DOH Secretary Francisco Duque, MD inoculates the first person to receive the COVID-19 vaccine at The Medical City in partnership with the Pasig City government led by Mayor Vico Sotto.

A lot of things happened — or did not happen fast enough — in the healthcare sector through the surges and variants, the regulatory hits and misses, and the shifting vulnerabilities and predictabilities of patient journeys in and outside hospitals and across the entire health ecosystem. Still, updated medical facts and algorithmic disease management have put fear and uncertainty at bay; science has provided clarity and confidence in the diagnosis, treatment, and prevention of COVID-19; molecular labs have risen in many places, perhaps late for the current pandemic but ready for the next one; and scientific discipline, amid the deluge of fake news, has reoccupied its proper place in the hierarchy of medical information.

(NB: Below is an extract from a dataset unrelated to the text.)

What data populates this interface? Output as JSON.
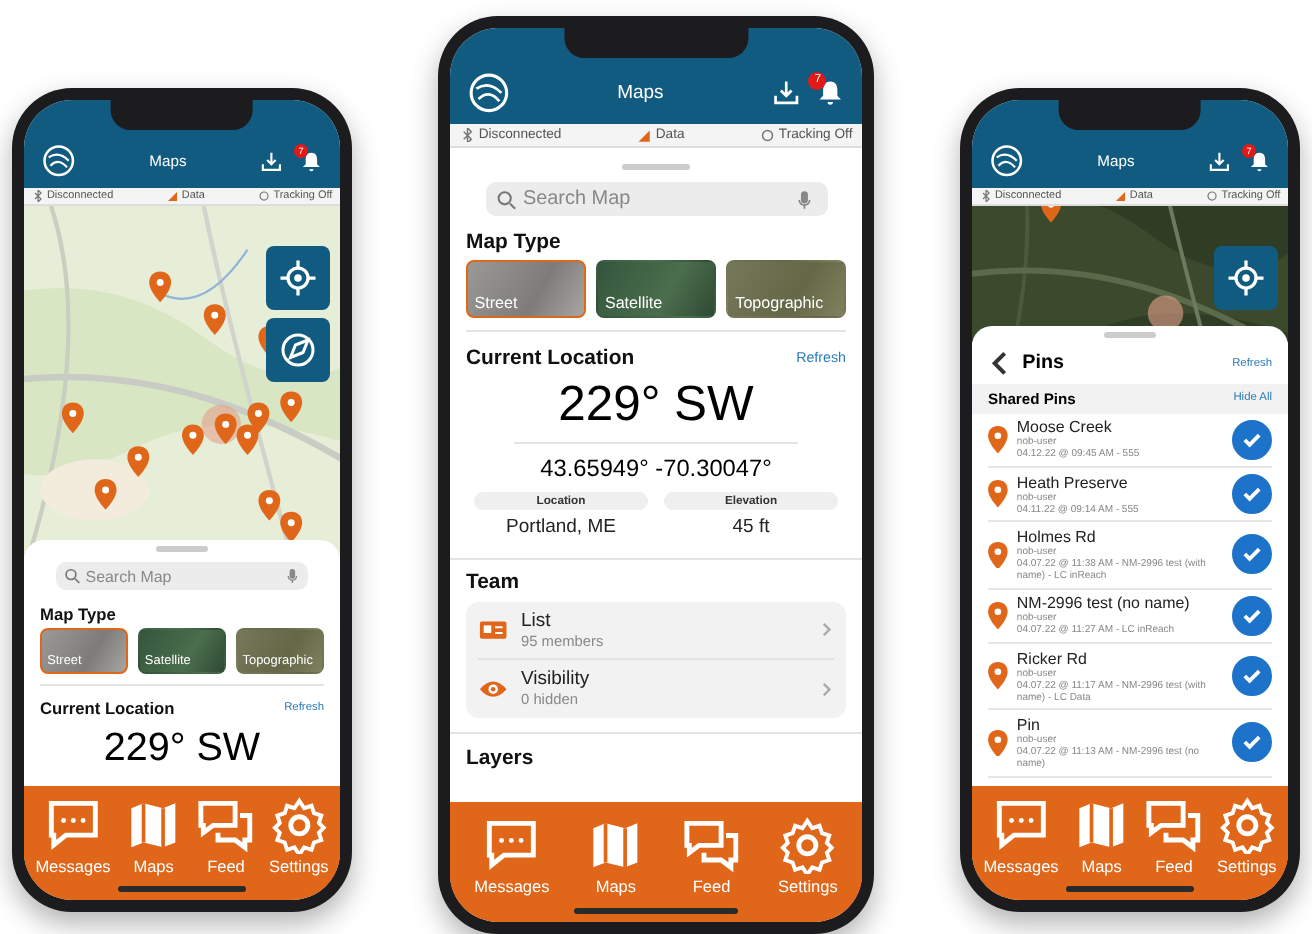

There is no reason to go back to how things were. To adapt means to reinvent or innovate, to give up old habits and develop new ways of thinking and doing. This is where we find ourselves now.

The availability and application of new knowledge have significantly improved the patient journey from home to hospital and back. In fact, with online consultation and telemedicine and other rapid changes in digital technology, hospital and home can eventually become one and the same place, because many things can be accomplished anytime and anywhere without having to suffer through distance, traffic, and pollution. As this emerging virtual care increasingly acquires sophisticated technology, and access to reliable information becomes a simple finger activity, the evolving home-hospital and patient-physician interfaces will redefine hospital care and clinic practice — something that both the public and the medical profession must urgently prepare for.

Team huddles among multiple disciplines allow team members to make quick and informed decisions that directly affect the welfare of the patients.

At the government front, which had been marred by regulatory predicaments and mishaps, the full vaccination of more than 70 million Filipinos has been reached, booster doses have been ramped up despite hesitancy in implementing boosting protocols for specific populations, and the vaccination of children has started. Looking back, it would seem like the Philippines was not as efficient as its ASEAN counterparts in tracing, testing, and containing the viral spread, despite the severe government regulations and restrictions. But Filipinos cannot be faulted for non-adherence to government protocols that didn’t make sense. When citizens have the correct information from the government, they do follow the rules. A Feb. 2022 study by the Johns Hopkins Center revealed that 93% of survey respondents in the Philippines reported wearing a mask all or most of the time when in public. This was the highest level of mask-wearing among 21 countries in that study.

Today, COVID-19 infections have remained low despite the reopening of businesses and the massive crowds that had attended political rallies leading to the national elections. This time around, we are better prepared for the next scare.

While it is apparent that the COVID-19 virus and new viruses will continue to be present, two years of the worst part of the pandemic have given us radical lessons on change, adaptation, and transformation as we engage in the new world. Armed with knowledge and confidence, we’re realizing that the future is not some place we can only walk toward—it is something we must create. Years from now, the world may be facing an entirely new set of challenges. All we need to do is to remember our collective past, appreciate how we survived, and prepare well. Things that we cannot control, we hand to nature. But consider this: we have more control over ourselves than what we are ready to confront.